The MTA is still moving to someday stretch the Second Avenue Subway into East Harlem — but the pandemic-spurred economic crisis has put the project back on the local track.
The agency has started taking steps mandated by state law toward eventually securing buildings and land along the proposed route of the Q line’s extension from 96th Street to 125th Street — with eminent domain a last resort.
At its July board meeting, the MTA said it has begun the process of acquiring over a dozen properties along Second Avenue and 125th Street through “negotiated voluntary agreements,” according to agency records.
If agreements can’t be reached “in a timely manner,” documents show, the MTA must take preliminary steps under the state’s Eminent Domain Procedure Law to lessen the potential for future delays to the project.
The properties are projected to be needed for eventually extending the line north from Second Avenue and 96th Street and building new stations at 106th, 116th and 125th streets.
“That’s progress,” said Robert Bernard, 65, who lives near an East 124th Street block with multiple buildings sought by the MTA for what the agency calls “permanent full taking.”
Bernard added, “And when there is progress, people and places get moved out of the way.”
The approval to start the process for land-taking includes just a portion of the more than 40 addresses that MTA has previously said it will need to complete the next phase of the line.
Pandemic Put Plans on Hold
The eminent domain plan has been in the works for years, putting hundreds of tenants in its path in a prolonged limbo, THE CITY reported in April 2019. The state’s Eminent Domain Procedure Law gives government and public authorities like the MTA the right to take private property at fair market value for a public purpose.
But some who were anxious last year about the idea of being moved from their homes or businesses feel they may be given a reprieve by the MTA’s financial crisis.
The MTA has rung the alarm repeatedly over fiscal troubles worsened by the pandemic — and warned of “draconian” cuts to subway and bus service, thousands of layoffs and delays to system long-planned system upgrades without $12 billion in emergency aid from the federal government.
The transit agency is also banking on federal funding that has yet to materialize for the next phase of the Second Avenue line. The MTA’s not-yet-funded five-year, $51 billion capital plan — which includes the subway extension to East Harlem — has been put on hold due to financial fallout from the pandemic.
“Absent clarity from the federal government, we can’t move forward with the next phase of the Second Avenue subway project,” Janno Lieber, the MTA’s chief development officer, told NY1 last week.
Tenants along Second Avenue say they’ve known for some time their buildings are in the path of the eventual subway expansion, informed through letters sent by the MTA. Some are counting on delays.
“It won’t be any time soon because of how the economy is right now,” said Claribel Rivera, 59, an official at the Second Macedonian Pentecostal Church. “But we do know they’re going to keep planning for whenever they can build the next section of the subway.”

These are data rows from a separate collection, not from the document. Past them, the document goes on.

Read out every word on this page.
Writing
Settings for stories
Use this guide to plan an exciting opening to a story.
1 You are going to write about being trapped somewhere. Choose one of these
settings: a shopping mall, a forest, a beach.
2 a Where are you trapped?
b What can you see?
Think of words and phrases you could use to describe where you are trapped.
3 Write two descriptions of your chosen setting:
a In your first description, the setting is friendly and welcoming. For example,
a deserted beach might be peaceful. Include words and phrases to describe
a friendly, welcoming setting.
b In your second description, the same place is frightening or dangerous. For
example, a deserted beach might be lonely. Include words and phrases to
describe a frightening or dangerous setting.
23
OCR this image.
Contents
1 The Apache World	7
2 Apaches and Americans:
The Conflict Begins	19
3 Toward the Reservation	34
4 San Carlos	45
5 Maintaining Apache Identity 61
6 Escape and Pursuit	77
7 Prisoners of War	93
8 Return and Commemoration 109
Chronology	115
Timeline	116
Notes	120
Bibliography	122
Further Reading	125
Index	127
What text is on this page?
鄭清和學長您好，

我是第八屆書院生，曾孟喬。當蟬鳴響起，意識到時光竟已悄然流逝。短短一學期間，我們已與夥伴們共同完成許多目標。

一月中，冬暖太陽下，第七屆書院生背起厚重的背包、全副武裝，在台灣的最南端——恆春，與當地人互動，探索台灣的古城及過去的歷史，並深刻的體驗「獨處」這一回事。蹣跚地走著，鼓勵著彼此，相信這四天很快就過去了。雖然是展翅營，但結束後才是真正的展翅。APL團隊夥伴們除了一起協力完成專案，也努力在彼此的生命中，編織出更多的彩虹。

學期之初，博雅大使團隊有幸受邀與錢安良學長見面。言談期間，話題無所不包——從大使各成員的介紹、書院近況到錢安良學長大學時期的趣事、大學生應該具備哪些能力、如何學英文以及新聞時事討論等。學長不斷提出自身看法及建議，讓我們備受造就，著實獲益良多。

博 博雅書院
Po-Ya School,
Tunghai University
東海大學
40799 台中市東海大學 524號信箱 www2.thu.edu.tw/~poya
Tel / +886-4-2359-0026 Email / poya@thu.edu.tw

The building that houses the storefront church near East 120the Street sits atop a 10-block stretch of subway tunnel built in the 1970s, when the city’s brush with bankruptcy put an end to the project. The MTA has said the tunnel will be used once the next phase of the Second Avenue line is built.
“This is our place for 40 years here in El Barrio, where we have given people hope and faith,” Rivera said. “But we know we will someday be replaced by a subway.”
Some in the Dark
Other properties on the list recently approved for taking by the MTA are three large development sites on East 125th Street — the former Pathmark supermarket site owned by Extell Development on the southeast corner of Lexington Avenue, and two sites owned by the Durst Organization on each side of Park Avenue.
A Durst spokesperson said the group is currently in negotiations with the MTA to grant an easement at one of the sites, 1800 Park Ave., that would allow the transit agency to use a part of an as-yet-unbuilt tower for subway ventilation. Representatives of the real estate group presented details of that plan at Manhattan’s Community Board 11 in June.
Also on the list: A string of buildings on Second Avenue between East 119th and 120th Street — which includes the Second Macedonian Pentecostal Church — and properties on 125th Street.

The MTA says properties on Second Avenue between 120 and 119 streets are needed for the eventual construction of the 2nd Avenue Subway.
Jose Martinez/THE CITY
The buildings along 125th Street are slated to eventually be ventilation plants as well as major entrances to the connection between the Lexington Avenue and Second Avenue lines.
Meanwhile, property owners elsewhere on the train’s proposed route are still in the dark about their future.
Carlos Hernandez, whom THE CITY spoke with last year, said he has not been given an update about when, or how, eminent domain proceedings may affect his family’s brick multi-family home on Second Avenue near East 109th Street.
“I haven’t heard anything,” he told THE CITY on Wednesday. “All I hear is the MTA is behind on money, so I figured nothing’s going to happen anytime soon.”